Die Gefahr, die nun bestehe, sei "dass diese Gruppen das als Möglichkeit sehen" sich durch die stattgefundene Vernetzung nach fast drei Jahren Corona-Pandemie "handlungsfähig" zu fühlen. Kiess sagt im Gespräch mit REPORT MAINZ: "Wir werden sicherlich in den nächsten ein, zwei Jahren noch weitere solche Gruppen sehen, weil eben diese Radikalisierung in diesen Gruppen so weit fortgeschritten ist und die Leute tatsächlich gewaltbereit sind und zur Tat schreiten wollen, also das Widerstandsnarrativ tatsächlich auch in die Tat umsetzen wollen."
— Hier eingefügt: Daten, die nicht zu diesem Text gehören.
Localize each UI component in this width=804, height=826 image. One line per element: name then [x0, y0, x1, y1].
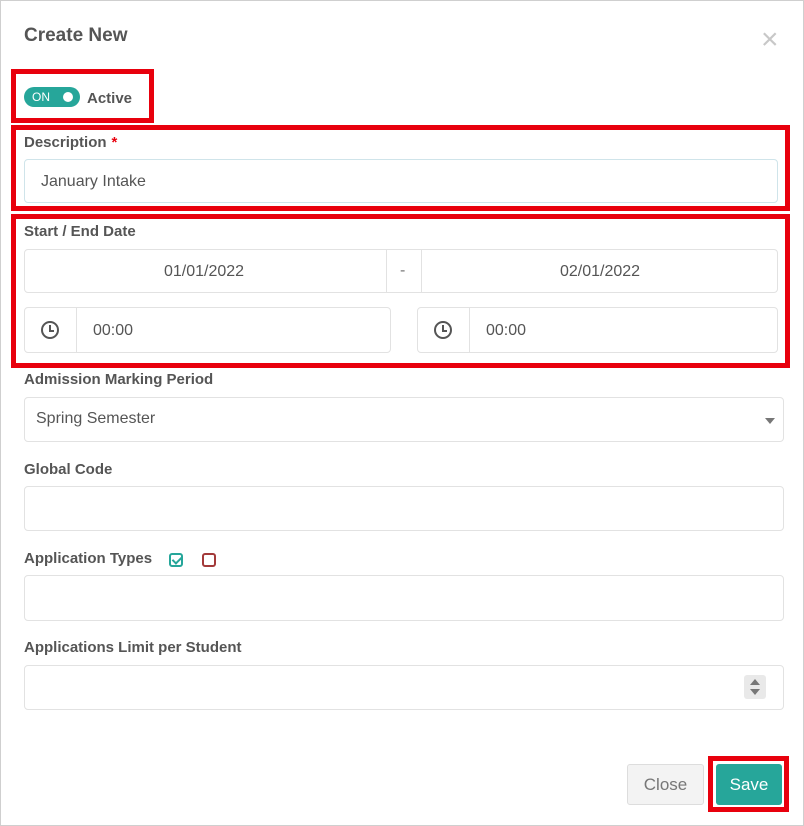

Auch das Bundesamt für Verfassungsschutz sieht in der Mischszene, in der "Reichsbürgerideologien, Verschwörungserzählungen aus dem Bereich der Delegitimierer und rechtsextremistische Narrative zusammenfließen", ein erhöhtes Risiko. Das bei der Razzia am 7. Dezember aufgedeckte Netzwerk sei ein "Musterbeispiel für die Herausbildung einer neuen gewaltorientierten Mischszene". Gegenüber REPORT MAINZ erklärt die Behörde, Verschwörungsmythen nähmen dabei eine Scharnierfunktion ein. "Vor allem die Propaganda von einem bevorstehenden 'Tag X'" könne in solch heimlich agierenden Gruppen "einen erheblichen Handlungsdruck erzeugen und letztlich Auslöser schwerer Gewalttaten sein."